Beitragvon Theta » Sa Jul 11, 2020 8:49 pm

Guten Abend allesamt,

gerade eben bin ich über eine Youtube Werbung von livingpackets gestolpert. Das Unternehmen habe ich kurz überflogen und wollte mal hier in die Runde fragen ob vielleicht ein anderer bereits etwas über dieses Unternehmen gehört hat.

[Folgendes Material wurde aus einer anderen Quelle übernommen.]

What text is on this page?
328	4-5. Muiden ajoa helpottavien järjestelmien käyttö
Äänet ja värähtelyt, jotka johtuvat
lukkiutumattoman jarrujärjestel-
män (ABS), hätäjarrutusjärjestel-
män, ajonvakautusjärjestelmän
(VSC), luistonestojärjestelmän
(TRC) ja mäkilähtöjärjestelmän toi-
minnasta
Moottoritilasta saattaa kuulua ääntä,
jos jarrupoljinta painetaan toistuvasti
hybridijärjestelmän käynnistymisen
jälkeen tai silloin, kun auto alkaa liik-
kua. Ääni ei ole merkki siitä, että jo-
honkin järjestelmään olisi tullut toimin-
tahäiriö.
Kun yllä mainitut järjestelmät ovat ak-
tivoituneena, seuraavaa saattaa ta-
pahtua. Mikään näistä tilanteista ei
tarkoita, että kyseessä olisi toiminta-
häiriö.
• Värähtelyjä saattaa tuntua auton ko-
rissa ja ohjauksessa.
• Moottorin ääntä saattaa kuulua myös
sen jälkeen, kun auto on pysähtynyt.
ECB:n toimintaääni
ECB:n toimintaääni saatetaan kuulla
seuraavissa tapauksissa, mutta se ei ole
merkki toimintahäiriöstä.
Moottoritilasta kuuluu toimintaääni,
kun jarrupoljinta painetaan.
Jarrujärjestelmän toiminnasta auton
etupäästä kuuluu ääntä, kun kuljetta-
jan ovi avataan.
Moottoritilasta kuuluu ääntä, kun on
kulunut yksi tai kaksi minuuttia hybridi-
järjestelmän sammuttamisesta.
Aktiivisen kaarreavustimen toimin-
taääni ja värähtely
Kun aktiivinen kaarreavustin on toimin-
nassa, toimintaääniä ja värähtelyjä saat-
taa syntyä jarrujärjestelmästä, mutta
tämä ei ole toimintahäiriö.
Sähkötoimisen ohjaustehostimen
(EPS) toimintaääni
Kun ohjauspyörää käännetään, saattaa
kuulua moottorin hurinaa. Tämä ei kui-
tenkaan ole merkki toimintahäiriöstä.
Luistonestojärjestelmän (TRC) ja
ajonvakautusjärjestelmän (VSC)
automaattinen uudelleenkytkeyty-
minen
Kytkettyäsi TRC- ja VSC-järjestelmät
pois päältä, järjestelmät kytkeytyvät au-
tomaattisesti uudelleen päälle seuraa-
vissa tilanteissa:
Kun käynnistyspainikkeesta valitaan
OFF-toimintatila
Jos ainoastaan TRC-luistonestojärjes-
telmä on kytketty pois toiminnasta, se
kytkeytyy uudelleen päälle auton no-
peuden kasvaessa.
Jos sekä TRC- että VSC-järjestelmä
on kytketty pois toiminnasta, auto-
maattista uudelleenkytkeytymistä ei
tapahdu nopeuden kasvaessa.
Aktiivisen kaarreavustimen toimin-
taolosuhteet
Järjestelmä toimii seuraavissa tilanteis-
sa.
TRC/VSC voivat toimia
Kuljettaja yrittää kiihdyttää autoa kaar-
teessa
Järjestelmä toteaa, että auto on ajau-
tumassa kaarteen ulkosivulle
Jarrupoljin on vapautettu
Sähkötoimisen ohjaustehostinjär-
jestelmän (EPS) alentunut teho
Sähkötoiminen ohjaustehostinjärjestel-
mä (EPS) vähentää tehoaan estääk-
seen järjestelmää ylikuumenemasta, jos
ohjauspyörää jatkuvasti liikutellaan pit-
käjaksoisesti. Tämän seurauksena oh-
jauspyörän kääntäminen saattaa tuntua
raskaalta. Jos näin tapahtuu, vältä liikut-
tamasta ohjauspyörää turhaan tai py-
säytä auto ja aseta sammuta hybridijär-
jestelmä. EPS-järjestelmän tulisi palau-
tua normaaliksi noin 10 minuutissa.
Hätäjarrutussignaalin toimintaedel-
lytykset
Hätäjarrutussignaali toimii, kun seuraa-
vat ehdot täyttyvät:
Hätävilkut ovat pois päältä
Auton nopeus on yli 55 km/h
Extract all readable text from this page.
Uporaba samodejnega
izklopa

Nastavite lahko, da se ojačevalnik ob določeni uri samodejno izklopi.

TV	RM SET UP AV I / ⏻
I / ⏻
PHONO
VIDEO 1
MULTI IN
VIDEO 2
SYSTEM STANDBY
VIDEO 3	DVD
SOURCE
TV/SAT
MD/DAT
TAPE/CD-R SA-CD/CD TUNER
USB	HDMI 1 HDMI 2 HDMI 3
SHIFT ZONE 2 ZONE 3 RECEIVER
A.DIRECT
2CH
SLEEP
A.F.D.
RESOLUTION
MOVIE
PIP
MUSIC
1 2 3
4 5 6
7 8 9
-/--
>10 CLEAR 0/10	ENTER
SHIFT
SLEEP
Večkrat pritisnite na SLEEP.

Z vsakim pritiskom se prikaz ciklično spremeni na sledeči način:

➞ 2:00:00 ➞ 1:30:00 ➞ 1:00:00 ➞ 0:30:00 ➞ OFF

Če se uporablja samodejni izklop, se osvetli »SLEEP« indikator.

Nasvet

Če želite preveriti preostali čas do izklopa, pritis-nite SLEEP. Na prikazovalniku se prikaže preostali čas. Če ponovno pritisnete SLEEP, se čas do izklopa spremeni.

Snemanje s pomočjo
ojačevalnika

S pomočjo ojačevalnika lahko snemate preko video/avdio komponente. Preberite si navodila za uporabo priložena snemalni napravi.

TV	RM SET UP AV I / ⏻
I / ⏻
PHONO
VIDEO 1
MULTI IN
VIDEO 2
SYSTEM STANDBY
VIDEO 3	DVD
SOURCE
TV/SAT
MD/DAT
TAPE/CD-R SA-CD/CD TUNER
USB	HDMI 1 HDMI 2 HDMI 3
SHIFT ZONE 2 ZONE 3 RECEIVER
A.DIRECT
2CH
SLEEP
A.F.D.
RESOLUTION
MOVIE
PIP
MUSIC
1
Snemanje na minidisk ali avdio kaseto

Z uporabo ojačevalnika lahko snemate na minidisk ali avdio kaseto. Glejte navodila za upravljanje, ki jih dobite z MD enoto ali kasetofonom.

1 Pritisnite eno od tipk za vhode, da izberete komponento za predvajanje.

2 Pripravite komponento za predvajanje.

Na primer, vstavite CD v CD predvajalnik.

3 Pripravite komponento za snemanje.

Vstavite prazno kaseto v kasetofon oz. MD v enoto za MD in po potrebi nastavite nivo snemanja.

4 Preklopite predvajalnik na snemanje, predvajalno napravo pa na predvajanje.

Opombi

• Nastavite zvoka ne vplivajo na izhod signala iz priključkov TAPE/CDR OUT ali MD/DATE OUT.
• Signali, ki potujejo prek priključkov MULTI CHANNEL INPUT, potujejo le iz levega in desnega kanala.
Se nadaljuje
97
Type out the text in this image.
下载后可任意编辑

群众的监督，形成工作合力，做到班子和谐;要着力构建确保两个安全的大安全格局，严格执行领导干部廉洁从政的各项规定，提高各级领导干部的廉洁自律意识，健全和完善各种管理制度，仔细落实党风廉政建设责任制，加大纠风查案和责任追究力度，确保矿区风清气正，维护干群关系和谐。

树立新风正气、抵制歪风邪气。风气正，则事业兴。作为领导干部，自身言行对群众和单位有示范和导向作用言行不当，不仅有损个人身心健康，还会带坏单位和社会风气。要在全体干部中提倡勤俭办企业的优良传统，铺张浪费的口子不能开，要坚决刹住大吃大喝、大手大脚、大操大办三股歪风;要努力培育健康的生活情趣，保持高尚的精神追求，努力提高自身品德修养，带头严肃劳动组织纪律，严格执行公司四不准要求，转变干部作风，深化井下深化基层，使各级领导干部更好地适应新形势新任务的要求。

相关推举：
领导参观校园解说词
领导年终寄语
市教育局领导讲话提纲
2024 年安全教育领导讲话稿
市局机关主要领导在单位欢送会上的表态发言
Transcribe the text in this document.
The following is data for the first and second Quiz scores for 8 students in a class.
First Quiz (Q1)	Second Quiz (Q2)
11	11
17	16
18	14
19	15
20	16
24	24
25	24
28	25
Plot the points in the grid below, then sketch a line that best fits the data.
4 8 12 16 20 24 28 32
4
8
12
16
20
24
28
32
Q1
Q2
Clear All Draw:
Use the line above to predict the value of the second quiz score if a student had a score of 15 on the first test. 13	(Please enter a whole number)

Also kurz zu Livingpackets - es handelt sich hierbei um kein Börsennotiertes Unternehmen bzw. eher um ein StartUP welches elektronische Pakete aus recyceltem Kunststoff herstellt, welche die gängigen Pappkisten ersetzen soll. Die mehr Kosten (etwa das 100Fache) von The Box sollen durch ein eigenes Pfandsystem finanziert werden (1000Fache Wiederverwendung). Mit einer Laufzeit von 5 bis 10 Jahren sollen diese also günstiger als gängige Pappkisten werden - bieten jedoch auch gleichzeitig viel mehr Möglichkeiten (GPS Tracking/ einfache Retouren, Signal beim öffnen der Box usw.).

Mehr auf http://www.Livingpackets.com

Wie oben bereits schon erwähnt handelt es sich hier um ein 2016 gegründetes StartUP - Mittlerweile entspricht das team 90 Mitarbeitern mit Büros in Paris, Berlin & Nantes. Eingetragen ist das Unternehmen in der Schweiz. Cooperationen sollen bereits mit Firmen bestehen bspw. Orange (Versandunternehmen in Frankreich)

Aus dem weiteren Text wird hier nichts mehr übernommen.